Each of these groups is certain that they understand how we got here. Each claims that it knows the real causes, and not responding based on their stance is immoral.
But how do we know this? What sort of analysis has anyone done within a week of the current situation? I’d argue that mostly we have fallen back on ritualized patterns and habits. Some of us are psychologically served when we blame the Palestinians. It absolves us of responsibility. Some of us gain moral benefit when we blame Israel for what happened. We also get to wash our hands of moral responsibility by our high-sounding utterances. Others retreat to moral equivalencies. Yes, Hamas attacked, but it was in response to Israel’s attempts at home evictions (curtailed by Israel’s Supreme Court). By creating moral equivalencies, we feel we are being even-handed, and this also is a form of psychic cleansing.
We all tend to gravitate to one of these tactics, and most of the time, we aren’t even aware that we are running through a script, an unconscious ritual of war.
Most of the time, we aren’t even aware that we are running through a script, an unconscious ritual of war.
Do you remember when Ariel Sharon visited the Temple Mount, which purportedly sparked the Second Intifada? All of the above dynamics played out. For quite a while, the segment of the Jewish world that likes to blame itself found it convenient to hang all guilt on Sharon’s admittedly unwise visit. It took a long time before the Mitchell Report made it clear that the Second Intifada had long been in the planning stages and was merely waiting for the proper pretext. The rituals of introspection and self-blame that we Jews do so well (think of teshuvah and Yom Kippur) occurred in a vacuum of knowledge. Once we knew, few who blamed Sharon for inciting the violence publicly recanted. The ritual is too valuable to relinquish in the face of some inconvenient truths.
Can’t we all, just for a moment, sit in the pain and devastation? Can’t we weep at the loss of life and the terrors of violence? Can’t we wail because we are here again? Isn’t there a way in which admitting the pain into our hearts and minds can actually have a greater political impact than these reflexive rituals? If that sounds too quietist, let’s remember the absolute shock of Hiroshima and Nagasaki. The pain of witnessing entire cities vaporized in an instant was so searing that as a consequence, humanity has successfully refrained from nuclear war. Allowing ourselves not to deflect or defend ourselves from that overwhelming grief changed the entire world. In its aftermath, we were able to create international structures meant to reduce the possibility of further nuclear war.
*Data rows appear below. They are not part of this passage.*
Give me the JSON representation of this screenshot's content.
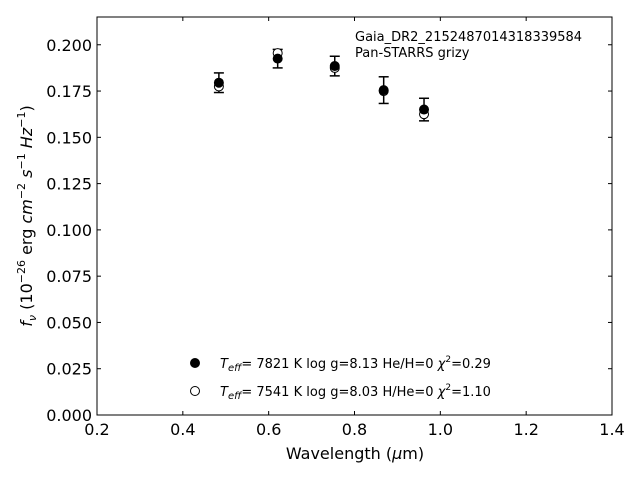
{
  "chart_data": {
    "type": "scatter",
    "xlabel": "Wavelength (μm)",
    "ylabel": "fν (10⁻²⁶ erg cm⁻² s⁻¹ Hz⁻¹)",
    "xlim": [
      0.2,
      1.4
    ],
    "ylim": [
      0.0,
      0.215
    ],
    "xticks": [
      "0.2",
      "0.4",
      "0.6",
      "0.8",
      "1.0",
      "1.2",
      "1.4"
    ],
    "yticks": [
      "0.000",
      "0.025",
      "0.050",
      "0.075",
      "0.100",
      "0.125",
      "0.150",
      "0.175",
      "0.200"
    ],
    "grid": false,
    "annotation": [
      "Gaia_DR2_2152487014318339584",
      "Pan-STARRS grizy"
    ],
    "observed": {
      "x": [
        0.484,
        0.621,
        0.754,
        0.868,
        0.962
      ],
      "y": [
        0.1795,
        0.1925,
        0.1885,
        0.1755,
        0.165
      ],
      "err": [
        0.0053,
        0.005,
        0.0053,
        0.0072,
        0.0061
      ]
    },
    "series": [
      {
        "name": "T_eff=  7821 K  log g=8.13  He/H=0  χ²=0.29",
        "marker": "filled",
        "x": [
          0.484,
          0.621,
          0.754,
          0.868,
          0.962
        ],
        "y": [
          0.1795,
          0.1925,
          0.1885,
          0.1755,
          0.165
        ]
      },
      {
        "name": "T_eff=  7541 K  log g=8.03  H/He=0  χ²=1.10",
        "marker": "open",
        "x": [
          0.484,
          0.621,
          0.754,
          0.868,
          0.962
        ],
        "y": [
          0.1775,
          0.1955,
          0.1875,
          0.175,
          0.1625
        ]
      }
    ],
    "legend": {
      "placement": "lower-center",
      "entries": [
        {
          "teff": "7821 K",
          "logg": "log g=8.13",
          "comp": "He/H=0",
          "chi2": "=0.29"
        },
        {
          "teff": "7541 K",
          "logg": "log g=8.03",
          "comp": "H/He=0",
          "chi2": "=1.10"
        }
      ]
    }
  }
}
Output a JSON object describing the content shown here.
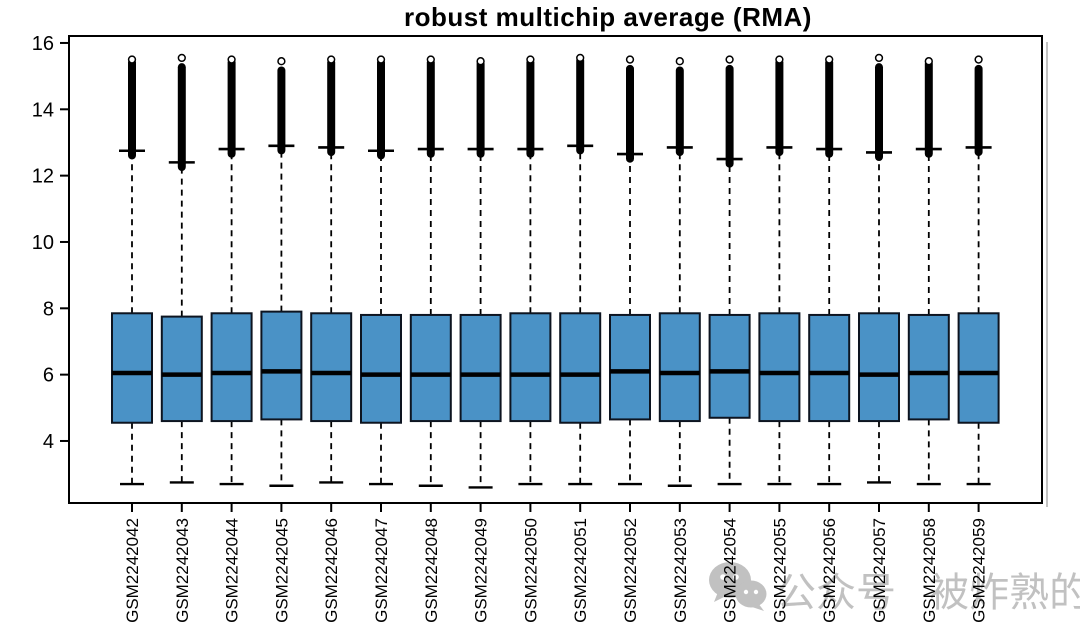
{
  "chart_data": {
    "type": "boxplot",
    "title": "robust multichip average (RMA)",
    "xlabel": "",
    "ylabel": "",
    "ylim": [
      2.13,
      16.21
    ],
    "yticks": [
      4,
      6,
      8,
      10,
      12,
      14,
      16
    ],
    "grid": false,
    "legend": "none",
    "box_fill_color": "#4a92c6",
    "box_border_color": "#0d1420",
    "whisker_color": "#000000",
    "outlier_color": "#000000",
    "categories": [
      "GSM2242042",
      "GSM2242043",
      "GSM2242044",
      "GSM2242045",
      "GSM2242046",
      "GSM2242047",
      "GSM2242048",
      "GSM2242049",
      "GSM2242050",
      "GSM2242051",
      "GSM2242052",
      "GSM2242053",
      "GSM2242054",
      "GSM2242055",
      "GSM2242056",
      "GSM2242057",
      "GSM2242058",
      "GSM2242059"
    ],
    "series": [
      {
        "name": "GSM2242042",
        "whisker_low": 2.7,
        "q1": 4.55,
        "median": 6.05,
        "q3": 7.85,
        "whisker_high": 12.75,
        "outlier_max": 15.5,
        "gap_circle": false
      },
      {
        "name": "GSM2242043",
        "whisker_low": 2.75,
        "q1": 4.6,
        "median": 6.0,
        "q3": 7.75,
        "whisker_high": 12.4,
        "outlier_max": 15.55,
        "gap_circle": true
      },
      {
        "name": "GSM2242044",
        "whisker_low": 2.7,
        "q1": 4.6,
        "median": 6.05,
        "q3": 7.85,
        "whisker_high": 12.8,
        "outlier_max": 15.5,
        "gap_circle": false
      },
      {
        "name": "GSM2242045",
        "whisker_low": 2.65,
        "q1": 4.65,
        "median": 6.1,
        "q3": 7.9,
        "whisker_high": 12.9,
        "outlier_max": 15.45,
        "gap_circle": true
      },
      {
        "name": "GSM2242046",
        "whisker_low": 2.75,
        "q1": 4.6,
        "median": 6.05,
        "q3": 7.85,
        "whisker_high": 12.85,
        "outlier_max": 15.5,
        "gap_circle": false
      },
      {
        "name": "GSM2242047",
        "whisker_low": 2.7,
        "q1": 4.55,
        "median": 6.0,
        "q3": 7.8,
        "whisker_high": 12.75,
        "outlier_max": 15.5,
        "gap_circle": false
      },
      {
        "name": "GSM2242048",
        "whisker_low": 2.65,
        "q1": 4.6,
        "median": 6.0,
        "q3": 7.8,
        "whisker_high": 12.8,
        "outlier_max": 15.5,
        "gap_circle": false
      },
      {
        "name": "GSM2242049",
        "whisker_low": 2.6,
        "q1": 4.6,
        "median": 6.0,
        "q3": 7.8,
        "whisker_high": 12.8,
        "outlier_max": 15.45,
        "gap_circle": false
      },
      {
        "name": "GSM2242050",
        "whisker_low": 2.7,
        "q1": 4.6,
        "median": 6.0,
        "q3": 7.85,
        "whisker_high": 12.8,
        "outlier_max": 15.5,
        "gap_circle": false
      },
      {
        "name": "GSM2242051",
        "whisker_low": 2.7,
        "q1": 4.55,
        "median": 6.0,
        "q3": 7.85,
        "whisker_high": 12.9,
        "outlier_max": 15.55,
        "gap_circle": false
      },
      {
        "name": "GSM2242052",
        "whisker_low": 2.7,
        "q1": 4.65,
        "median": 6.1,
        "q3": 7.8,
        "whisker_high": 12.65,
        "outlier_max": 15.5,
        "gap_circle": true
      },
      {
        "name": "GSM2242053",
        "whisker_low": 2.65,
        "q1": 4.6,
        "median": 6.05,
        "q3": 7.85,
        "whisker_high": 12.85,
        "outlier_max": 15.45,
        "gap_circle": true
      },
      {
        "name": "GSM2242054",
        "whisker_low": 2.7,
        "q1": 4.7,
        "median": 6.1,
        "q3": 7.8,
        "whisker_high": 12.5,
        "outlier_max": 15.5,
        "gap_circle": true
      },
      {
        "name": "GSM2242055",
        "whisker_low": 2.7,
        "q1": 4.6,
        "median": 6.05,
        "q3": 7.85,
        "whisker_high": 12.85,
        "outlier_max": 15.5,
        "gap_circle": false
      },
      {
        "name": "GSM2242056",
        "whisker_low": 2.7,
        "q1": 4.6,
        "median": 6.05,
        "q3": 7.8,
        "whisker_high": 12.8,
        "outlier_max": 15.5,
        "gap_circle": false
      },
      {
        "name": "GSM2242057",
        "whisker_low": 2.75,
        "q1": 4.6,
        "median": 6.0,
        "q3": 7.85,
        "whisker_high": 12.7,
        "outlier_max": 15.55,
        "gap_circle": true
      },
      {
        "name": "GSM2242058",
        "whisker_low": 2.7,
        "q1": 4.65,
        "median": 6.05,
        "q3": 7.8,
        "whisker_high": 12.8,
        "outlier_max": 15.45,
        "gap_circle": false
      },
      {
        "name": "GSM2242059",
        "whisker_low": 2.7,
        "q1": 4.55,
        "median": 6.05,
        "q3": 7.85,
        "whisker_high": 12.85,
        "outlier_max": 15.5,
        "gap_circle": true
      }
    ]
  },
  "watermark": {
    "icon": "wechat-icon",
    "text": "公众号 被炸熟的虾",
    "color": "#8f8f8f"
  }
}
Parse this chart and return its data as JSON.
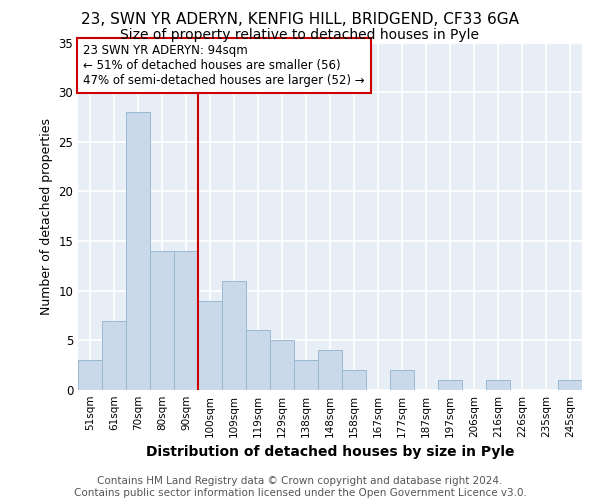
{
  "title1": "23, SWN YR ADERYN, KENFIG HILL, BRIDGEND, CF33 6GA",
  "title2": "Size of property relative to detached houses in Pyle",
  "xlabel": "Distribution of detached houses by size in Pyle",
  "ylabel": "Number of detached properties",
  "bin_labels": [
    "51sqm",
    "61sqm",
    "70sqm",
    "80sqm",
    "90sqm",
    "100sqm",
    "109sqm",
    "119sqm",
    "129sqm",
    "138sqm",
    "148sqm",
    "158sqm",
    "167sqm",
    "177sqm",
    "187sqm",
    "197sqm",
    "206sqm",
    "216sqm",
    "226sqm",
    "235sqm",
    "245sqm"
  ],
  "bar_heights": [
    3,
    7,
    28,
    14,
    14,
    9,
    11,
    6,
    5,
    3,
    4,
    2,
    0,
    2,
    0,
    1,
    0,
    1,
    0,
    0,
    1
  ],
  "bar_color": "#c9d9ea",
  "bar_edge_color": "#9ab8d0",
  "vline_x": 4.5,
  "vline_color": "#cc0000",
  "annotation_text": "23 SWN YR ADERYN: 94sqm\n← 51% of detached houses are smaller (56)\n47% of semi-detached houses are larger (52) →",
  "annotation_box_color": "white",
  "annotation_box_edge": "#cc0000",
  "footnote": "Contains HM Land Registry data © Crown copyright and database right 2024.\nContains public sector information licensed under the Open Government Licence v3.0.",
  "ylim": [
    0,
    35
  ],
  "yticks": [
    0,
    5,
    10,
    15,
    20,
    25,
    30,
    35
  ],
  "background_color": "#ffffff",
  "plot_bg_color": "#e8eef5",
  "grid_color": "#ffffff",
  "title1_fontsize": 11,
  "title2_fontsize": 10,
  "xlabel_fontsize": 10,
  "ylabel_fontsize": 9,
  "footnote_fontsize": 7.5,
  "annotation_fontsize": 8.5
}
If you want to understand Iran and our attempts to curtail her acquisition of nuclear weapons, there’s a clear line leading us back.
Finally, I want to state that I stand unequivocally with Israel. Just as saying Black Lives Matter doesn’t mean other lives don’t, my belief in the right to a Jewish homeland and Israel’s right to defend itself doesn’t mean Palestinians don’t deserve a state of their own. I stand with Israel because half of my people live there. I stand with Israel because she represents perhaps the greatest miracle in Jewish history. I stand with Israel because my friends live there. I stand with Israel because she has constantly been besieged throughout her short existence, and still she has thrived beyond anyone’s wildest imaginings. I stand with Israel because it is where we entered the stage of human history, and it is where we make history today. I stand with Israel not because it is perfect and doesn’t make its share of blunders, but because it is the historic and eternal home of the Jewish people. Ain li eretz acheret.
May Israel know peace, and may we all.
David Kosak is the senior rabbi of Congregation Neveh Shalom in Portland, Oregon.